Jutzeler Martin, Carey Rebecca J, Dagasan Yasin, McNeill Andrew, Cas Ray A F
Centre for Ore Deposit and Earth Sciences, School of Natural Sciences, University of Tasmania, Hobart, Australia.
Datarock Pty Ltd, Melbourne, Australia.
Sci Rep. 2024 Dec 30;14(1):31793. doi: 10.1038/s41598-024-82847-0.
Volcanic stratigraphy reconstruction is traditionally based on qualitative facies analysis complemented by geochemical analyses. Here we present a novel technique based on machine learning identification of crystal size distribution to quantitatively fingerprint lavas, shallow intrusions and coarse lava breccias. This technique, based on a simple photograph of a rock (or core) sample, is complementary to existing methods and allows another strategy to identify and compare volcanic rocks for stratigraphic correlation. Phenocryst size distributions display overall homogeneity within one volcanic body but may vary considerably between igneous bodies. Restricted to shallow intrusions and volcanic lavas, this concept allows for stratigraphic fingerprinting of volcanic rocks in poorly exposed, up to moderately altered, and/or complexly tectonized formations. We built an automated image analysis workflow using machine-learning for crystal segmentation, followed by statistical analysis of physical descriptors to compare and match the size distribution of feldspar phenocrysts. The workflow comprises three instance segmentation models for pre-processing the images, automated scale measurement and grain segmentation using Mask R-CNN. This avoids the laborious and time-consuming task of manual picking by image analysis, and allows for a rapid, unbiased and quantitative approach to determine crystal size distribution (CSD). Our volcanic architecture reconstruction of multiple dacite bodies in the mineralized Cambrian Mt Read Volcanics in Tasmania, Australia, is independently validated by bulk-rock chemical analyses of key samples. This volcanic stratigraphy method can be applied to a large variety of igneous rocks and is complementary to geochemical analyses and qualitative crystal content assessment.

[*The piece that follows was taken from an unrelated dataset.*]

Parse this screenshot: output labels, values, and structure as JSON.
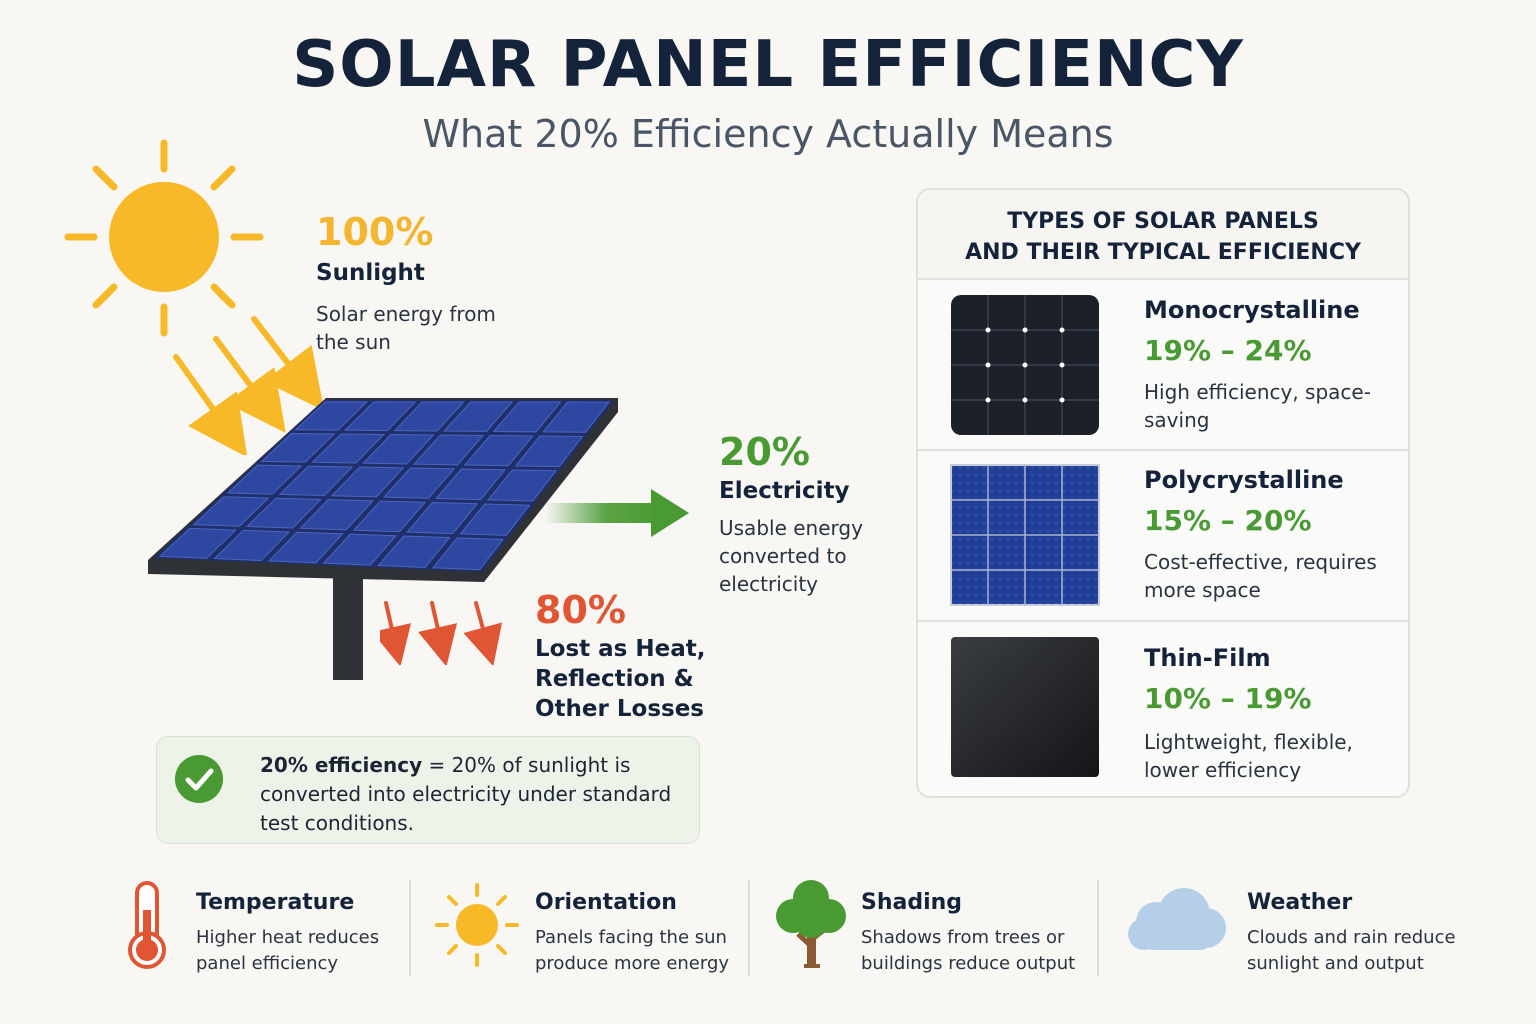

传统上,火山地层重建基于定性相分析,并辅以地球化学分析。在此,我们提出一种基于机器学习识别晶体尺寸分布的新技术,用于定量识别熔岩、浅成侵入体和粗粒熔岩角砾岩。该技术基于岩石(或岩芯)样本的简单照片,是对现有方法的补充,并为地层对比识别和比较火山岩提供了另一种策略。斑晶尺寸分布在一个火山体内总体上是均匀的,但在不同火成岩体之间可能有很大差异。限于浅成侵入体和火山熔岩,这一概念使得在露头不佳、蚀变程度达中等及以上和/或构造复杂的地层中对火山岩进行地层指纹识别成为可能。我们构建了一个使用机器学习进行晶体分割的自动化图像分析工作流程,随后对物理描述符进行统计分析,以比较和匹配长石斑晶的尺寸分布。该工作流程包括三个实例分割模型,用于图像预处理、自动尺度测量和使用Mask R-CNN进行颗粒分割。这避免了图像分析中人工挑选这一费力且耗时的任务,并允许采用快速、无偏差的定量方法来确定晶体尺寸分布(CSD)。我们对澳大利亚塔斯马尼亚矿化寒武纪里德山火山岩中多个英安岩体的火山结构重建,通过对关键样本的全岩化学分析得到了独立验证。这种火山地层学方法可应用于多种火成岩,是对地球化学分析和定性晶体含量评估的补充。